Now that we’ve seen the results of Super Tuesday Part 2: Revenge of the Ice Queen, it’s time to take a deep breath and have a little historical lesson about inevitability and foregone conclusions.
I remind you all that the conventional wisdom is that conventional wisdom is usually wrong. If it were correct people would call it ‘fact.’
1912: The Titanic is the world’s greatest ocean liner, so mighty that God himself couldn’t sink her.
Result: Sank on its maiden voyage, 1,520 souls lost.
Silver Lining: Lots of academy awards and getting to see Leonardo DiCaprio freeze to death.
1928: This boom is forever! The old economic rules no longer apply!

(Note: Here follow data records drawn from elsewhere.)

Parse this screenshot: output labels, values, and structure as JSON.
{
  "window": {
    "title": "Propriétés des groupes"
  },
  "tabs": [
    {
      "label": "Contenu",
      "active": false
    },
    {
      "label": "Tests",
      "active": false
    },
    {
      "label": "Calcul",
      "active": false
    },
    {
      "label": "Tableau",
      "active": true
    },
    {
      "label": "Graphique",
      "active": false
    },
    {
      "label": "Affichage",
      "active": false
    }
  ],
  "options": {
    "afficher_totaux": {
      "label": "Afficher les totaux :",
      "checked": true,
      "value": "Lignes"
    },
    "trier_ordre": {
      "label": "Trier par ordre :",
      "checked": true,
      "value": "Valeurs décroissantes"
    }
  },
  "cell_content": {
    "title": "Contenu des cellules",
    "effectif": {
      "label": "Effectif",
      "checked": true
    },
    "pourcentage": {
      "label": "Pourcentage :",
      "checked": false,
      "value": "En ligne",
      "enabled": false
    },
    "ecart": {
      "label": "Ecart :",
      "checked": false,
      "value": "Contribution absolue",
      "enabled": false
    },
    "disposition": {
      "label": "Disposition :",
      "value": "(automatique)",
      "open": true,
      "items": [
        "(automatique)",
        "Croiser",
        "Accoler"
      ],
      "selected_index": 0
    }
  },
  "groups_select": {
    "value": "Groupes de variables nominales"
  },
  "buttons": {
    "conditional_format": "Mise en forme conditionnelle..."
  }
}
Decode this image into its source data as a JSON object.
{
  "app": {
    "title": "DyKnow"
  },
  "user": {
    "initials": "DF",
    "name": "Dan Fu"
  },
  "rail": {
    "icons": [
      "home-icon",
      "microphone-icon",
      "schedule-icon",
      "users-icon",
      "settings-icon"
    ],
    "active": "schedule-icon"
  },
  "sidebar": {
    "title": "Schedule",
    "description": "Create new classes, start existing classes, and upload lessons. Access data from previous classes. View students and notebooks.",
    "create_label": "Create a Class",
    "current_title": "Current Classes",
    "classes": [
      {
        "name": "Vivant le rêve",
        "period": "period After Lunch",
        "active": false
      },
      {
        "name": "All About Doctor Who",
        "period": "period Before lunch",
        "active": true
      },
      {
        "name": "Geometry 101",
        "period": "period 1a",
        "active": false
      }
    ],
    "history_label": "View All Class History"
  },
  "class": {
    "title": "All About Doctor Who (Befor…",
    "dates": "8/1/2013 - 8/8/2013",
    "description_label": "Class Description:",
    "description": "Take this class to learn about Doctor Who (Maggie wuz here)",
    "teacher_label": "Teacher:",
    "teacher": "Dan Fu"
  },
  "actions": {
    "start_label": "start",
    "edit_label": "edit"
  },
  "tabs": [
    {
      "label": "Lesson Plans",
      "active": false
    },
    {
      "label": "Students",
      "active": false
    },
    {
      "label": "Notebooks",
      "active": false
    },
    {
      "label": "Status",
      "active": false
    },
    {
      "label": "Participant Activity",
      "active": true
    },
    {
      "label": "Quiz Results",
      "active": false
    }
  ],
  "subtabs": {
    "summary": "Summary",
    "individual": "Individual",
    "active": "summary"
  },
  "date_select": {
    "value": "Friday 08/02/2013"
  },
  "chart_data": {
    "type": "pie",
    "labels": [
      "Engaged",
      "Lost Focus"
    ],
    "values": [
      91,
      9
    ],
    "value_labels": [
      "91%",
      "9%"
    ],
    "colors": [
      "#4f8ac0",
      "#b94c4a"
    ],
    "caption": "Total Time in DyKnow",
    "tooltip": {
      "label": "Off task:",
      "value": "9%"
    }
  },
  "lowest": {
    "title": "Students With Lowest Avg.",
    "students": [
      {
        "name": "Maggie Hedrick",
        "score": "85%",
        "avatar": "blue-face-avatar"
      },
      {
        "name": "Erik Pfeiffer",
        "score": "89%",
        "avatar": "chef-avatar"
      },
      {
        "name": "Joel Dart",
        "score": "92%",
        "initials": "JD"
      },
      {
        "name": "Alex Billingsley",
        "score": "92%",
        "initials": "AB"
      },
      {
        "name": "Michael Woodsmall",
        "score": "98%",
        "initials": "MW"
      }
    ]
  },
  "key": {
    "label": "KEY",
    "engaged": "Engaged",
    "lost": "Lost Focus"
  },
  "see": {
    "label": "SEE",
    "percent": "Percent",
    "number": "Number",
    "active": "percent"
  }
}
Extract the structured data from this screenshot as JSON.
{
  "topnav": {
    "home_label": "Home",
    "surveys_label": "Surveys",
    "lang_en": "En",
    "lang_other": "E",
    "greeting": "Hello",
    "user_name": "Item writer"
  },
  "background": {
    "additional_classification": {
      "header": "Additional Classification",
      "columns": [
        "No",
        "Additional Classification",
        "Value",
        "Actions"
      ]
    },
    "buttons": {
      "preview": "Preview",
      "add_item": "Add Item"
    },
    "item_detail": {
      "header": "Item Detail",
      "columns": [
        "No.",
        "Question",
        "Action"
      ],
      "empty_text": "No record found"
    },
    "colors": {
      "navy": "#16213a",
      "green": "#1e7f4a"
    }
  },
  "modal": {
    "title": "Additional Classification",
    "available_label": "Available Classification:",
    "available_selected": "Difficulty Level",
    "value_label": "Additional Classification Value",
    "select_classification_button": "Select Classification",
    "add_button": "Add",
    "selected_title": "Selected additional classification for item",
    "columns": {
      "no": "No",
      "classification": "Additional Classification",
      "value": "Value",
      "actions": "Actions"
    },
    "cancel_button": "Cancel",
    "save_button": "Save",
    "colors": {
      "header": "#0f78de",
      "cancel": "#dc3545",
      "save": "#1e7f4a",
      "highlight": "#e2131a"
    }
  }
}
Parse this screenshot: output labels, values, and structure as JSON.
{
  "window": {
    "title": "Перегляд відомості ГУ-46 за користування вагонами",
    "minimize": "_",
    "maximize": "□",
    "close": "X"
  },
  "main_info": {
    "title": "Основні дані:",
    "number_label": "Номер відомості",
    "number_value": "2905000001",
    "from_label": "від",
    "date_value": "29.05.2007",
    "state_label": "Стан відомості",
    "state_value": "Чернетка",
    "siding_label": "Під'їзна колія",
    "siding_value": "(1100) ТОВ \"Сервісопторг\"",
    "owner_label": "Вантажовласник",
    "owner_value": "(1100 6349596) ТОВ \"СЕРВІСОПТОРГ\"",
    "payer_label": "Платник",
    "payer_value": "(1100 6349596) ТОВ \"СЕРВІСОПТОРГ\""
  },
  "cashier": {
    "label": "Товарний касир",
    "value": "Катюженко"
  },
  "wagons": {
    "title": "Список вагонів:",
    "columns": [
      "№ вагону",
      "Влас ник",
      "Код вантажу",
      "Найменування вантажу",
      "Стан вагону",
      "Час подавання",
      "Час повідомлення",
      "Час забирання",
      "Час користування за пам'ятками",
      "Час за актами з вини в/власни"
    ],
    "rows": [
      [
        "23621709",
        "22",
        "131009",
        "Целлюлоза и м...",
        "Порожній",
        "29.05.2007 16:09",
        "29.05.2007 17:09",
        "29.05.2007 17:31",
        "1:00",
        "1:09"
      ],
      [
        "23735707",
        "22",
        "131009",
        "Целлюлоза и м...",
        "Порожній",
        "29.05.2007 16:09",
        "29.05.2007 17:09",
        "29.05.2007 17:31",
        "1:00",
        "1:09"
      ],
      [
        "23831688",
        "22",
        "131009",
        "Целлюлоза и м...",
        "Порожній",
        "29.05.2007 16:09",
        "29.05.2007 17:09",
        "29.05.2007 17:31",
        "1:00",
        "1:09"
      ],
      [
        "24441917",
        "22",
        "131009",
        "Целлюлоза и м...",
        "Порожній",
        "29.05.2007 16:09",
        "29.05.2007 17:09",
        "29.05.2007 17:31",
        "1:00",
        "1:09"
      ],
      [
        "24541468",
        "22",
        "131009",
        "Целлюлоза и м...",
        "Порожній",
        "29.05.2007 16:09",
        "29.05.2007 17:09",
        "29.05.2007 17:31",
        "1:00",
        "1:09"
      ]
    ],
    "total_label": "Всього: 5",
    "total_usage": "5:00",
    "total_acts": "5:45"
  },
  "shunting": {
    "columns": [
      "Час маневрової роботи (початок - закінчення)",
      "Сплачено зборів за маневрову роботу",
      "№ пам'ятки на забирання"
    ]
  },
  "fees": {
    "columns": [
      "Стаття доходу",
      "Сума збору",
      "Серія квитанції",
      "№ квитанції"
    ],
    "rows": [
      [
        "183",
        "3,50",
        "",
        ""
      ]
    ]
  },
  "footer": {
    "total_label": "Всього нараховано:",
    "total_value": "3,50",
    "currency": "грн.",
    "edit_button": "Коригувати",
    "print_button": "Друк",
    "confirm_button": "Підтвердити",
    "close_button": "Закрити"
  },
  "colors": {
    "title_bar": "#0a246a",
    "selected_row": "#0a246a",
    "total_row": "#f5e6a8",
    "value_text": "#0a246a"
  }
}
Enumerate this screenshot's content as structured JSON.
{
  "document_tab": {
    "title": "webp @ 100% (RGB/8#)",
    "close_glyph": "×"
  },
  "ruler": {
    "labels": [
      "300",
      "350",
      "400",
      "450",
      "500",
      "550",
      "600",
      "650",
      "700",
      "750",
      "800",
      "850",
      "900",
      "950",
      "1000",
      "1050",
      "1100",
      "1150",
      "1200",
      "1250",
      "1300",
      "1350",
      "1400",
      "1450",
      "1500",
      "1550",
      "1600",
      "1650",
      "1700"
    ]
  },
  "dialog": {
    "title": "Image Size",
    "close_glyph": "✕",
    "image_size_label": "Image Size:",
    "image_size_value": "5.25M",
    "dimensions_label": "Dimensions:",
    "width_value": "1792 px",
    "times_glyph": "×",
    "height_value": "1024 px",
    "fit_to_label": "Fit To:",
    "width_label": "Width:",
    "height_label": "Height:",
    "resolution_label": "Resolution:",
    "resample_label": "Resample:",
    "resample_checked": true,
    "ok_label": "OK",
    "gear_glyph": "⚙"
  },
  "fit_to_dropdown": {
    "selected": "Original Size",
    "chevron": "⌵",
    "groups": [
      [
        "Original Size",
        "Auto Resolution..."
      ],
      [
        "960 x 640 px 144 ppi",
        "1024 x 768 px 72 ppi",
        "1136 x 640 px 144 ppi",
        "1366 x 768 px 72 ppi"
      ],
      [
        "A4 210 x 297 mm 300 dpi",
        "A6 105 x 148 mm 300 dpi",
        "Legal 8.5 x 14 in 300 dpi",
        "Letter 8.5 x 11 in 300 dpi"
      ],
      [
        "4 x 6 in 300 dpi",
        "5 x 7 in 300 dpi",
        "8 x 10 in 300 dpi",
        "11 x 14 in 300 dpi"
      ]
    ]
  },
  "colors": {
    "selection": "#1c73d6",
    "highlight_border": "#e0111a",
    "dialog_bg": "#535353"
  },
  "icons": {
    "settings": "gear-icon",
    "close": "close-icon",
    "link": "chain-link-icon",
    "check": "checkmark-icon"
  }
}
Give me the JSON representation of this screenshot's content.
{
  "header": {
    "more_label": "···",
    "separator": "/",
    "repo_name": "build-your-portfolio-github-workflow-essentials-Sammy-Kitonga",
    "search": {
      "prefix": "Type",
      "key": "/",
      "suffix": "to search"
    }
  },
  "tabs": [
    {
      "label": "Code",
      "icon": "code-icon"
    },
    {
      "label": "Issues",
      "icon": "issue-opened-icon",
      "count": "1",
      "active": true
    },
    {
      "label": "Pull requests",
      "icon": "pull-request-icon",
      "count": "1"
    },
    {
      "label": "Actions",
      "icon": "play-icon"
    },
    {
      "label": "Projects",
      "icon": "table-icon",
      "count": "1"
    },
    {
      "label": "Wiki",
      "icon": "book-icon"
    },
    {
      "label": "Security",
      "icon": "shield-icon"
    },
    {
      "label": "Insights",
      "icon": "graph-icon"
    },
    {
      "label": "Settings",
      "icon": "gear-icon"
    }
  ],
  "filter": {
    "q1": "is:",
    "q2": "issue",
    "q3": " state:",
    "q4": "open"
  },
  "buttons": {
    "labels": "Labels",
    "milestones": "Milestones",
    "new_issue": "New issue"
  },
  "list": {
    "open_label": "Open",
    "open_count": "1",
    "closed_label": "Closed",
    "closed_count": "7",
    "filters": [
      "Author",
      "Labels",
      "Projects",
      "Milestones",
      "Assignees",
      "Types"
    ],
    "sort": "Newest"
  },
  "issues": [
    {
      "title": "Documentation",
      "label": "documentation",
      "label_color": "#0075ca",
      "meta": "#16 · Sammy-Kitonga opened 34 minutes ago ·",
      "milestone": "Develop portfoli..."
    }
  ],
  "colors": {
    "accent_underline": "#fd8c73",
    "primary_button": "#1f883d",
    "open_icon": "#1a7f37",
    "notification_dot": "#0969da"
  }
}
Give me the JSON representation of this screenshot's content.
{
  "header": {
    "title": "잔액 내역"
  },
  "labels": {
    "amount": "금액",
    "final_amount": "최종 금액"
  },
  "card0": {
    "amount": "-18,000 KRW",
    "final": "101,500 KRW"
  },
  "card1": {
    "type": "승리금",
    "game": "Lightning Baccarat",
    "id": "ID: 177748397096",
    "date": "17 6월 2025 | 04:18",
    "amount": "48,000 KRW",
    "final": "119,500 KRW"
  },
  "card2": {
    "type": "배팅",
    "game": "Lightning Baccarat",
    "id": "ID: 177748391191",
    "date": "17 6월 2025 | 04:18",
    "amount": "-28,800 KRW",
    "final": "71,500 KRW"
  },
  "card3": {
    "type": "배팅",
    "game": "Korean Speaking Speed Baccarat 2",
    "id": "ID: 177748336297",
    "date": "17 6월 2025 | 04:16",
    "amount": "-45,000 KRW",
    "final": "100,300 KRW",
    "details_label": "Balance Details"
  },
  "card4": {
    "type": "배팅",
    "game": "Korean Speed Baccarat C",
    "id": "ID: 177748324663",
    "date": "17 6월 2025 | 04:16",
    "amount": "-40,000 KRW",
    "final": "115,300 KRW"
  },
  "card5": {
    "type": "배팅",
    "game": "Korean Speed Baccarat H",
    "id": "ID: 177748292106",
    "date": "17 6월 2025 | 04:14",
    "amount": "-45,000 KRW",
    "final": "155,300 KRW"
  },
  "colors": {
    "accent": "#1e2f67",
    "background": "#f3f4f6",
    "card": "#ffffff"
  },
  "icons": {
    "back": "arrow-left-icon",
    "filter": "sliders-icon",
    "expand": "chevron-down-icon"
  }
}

Result: Black Thursday, 1929.
Silver Lining: Back then brokers who cost you your life savings had the good grace to jump out a window.
1939: The German army is utterly unstoppable, mowing down all those who dare stand against them.
Result: Bogged down in Stalingrad to a Russian army that told the second rank to just pick up rifles as the first rank got mowed down.
Silver Lining: Gave Hollywood a ‘staple’ villain for the next 70 years.
1948: Dewey defeats Truman!
Result: Um, on second thought, no he didn’t.
Silver Lining: First photographic evidence of schadenfreude.
1955: The ‘Big Three’ networks of ABC, CBS, and NBC will always control news and information flow to the American public.
Result: It’s true that people alive in 1955 still watch the nightly news on the big three. Not many other people do, though.
Silver Lining: Cable gave birth to HBO, which showed moves with naked women in them for the prurient interest of a generation born before the wonders of Internet porn.
1969: Colts can’t possibly lose to the upstart Jets and their pretty-boy quarterback.
Result: Joe Namath makes sports history, spawns countless imitators.
Silver Lining: Getting to see a drunken Namath drooling over Suzy Kolber. And I suppose seeing him in pantyhose, if you’re into that kind of thing.
1971: Population is exploding and we’re all going to starve!
Result: The models were a wee bit off and didn’t account for people not being dumbasses.
Silver Lining: Soylent green is made out of people! It’s people!
1980: You can’t hope to stop the USSR, you can only hope to contain it.
Result: Dissolved, with leader now stooping to palming Super Bowl rings.
Silver Lining: Eight years of a drunken Boris Yeltsin being taken seriously on the world stage.
1997: AOL is an Internet juggernaut that will control cyberspace forever
Result: AOL is a joke used only by losers.
Silver Lining: AOL’s plunge has poisoned Time-Warner, and the “You’ve got mail!” guy managed to find work as the Enzyte spokesman.
2000: This Internet boom will go on forever! Old economic rules no longer apply!
Result: Buddy, can you spare me a quarter? My vomithut.com options are worthless.
Silver Lining: It gave us the Pets.com hand puppet dog. On second thought, that’s more like a plague of locusts…
2007/8: Hillary Clinton is the putative nominee/Barack Obama has unstoppable momentum.
Result: Remains to be seen, but these can’t both be true.
Silver Lining: Helps distract Republicans from the fact that 51% of them hate their nominee.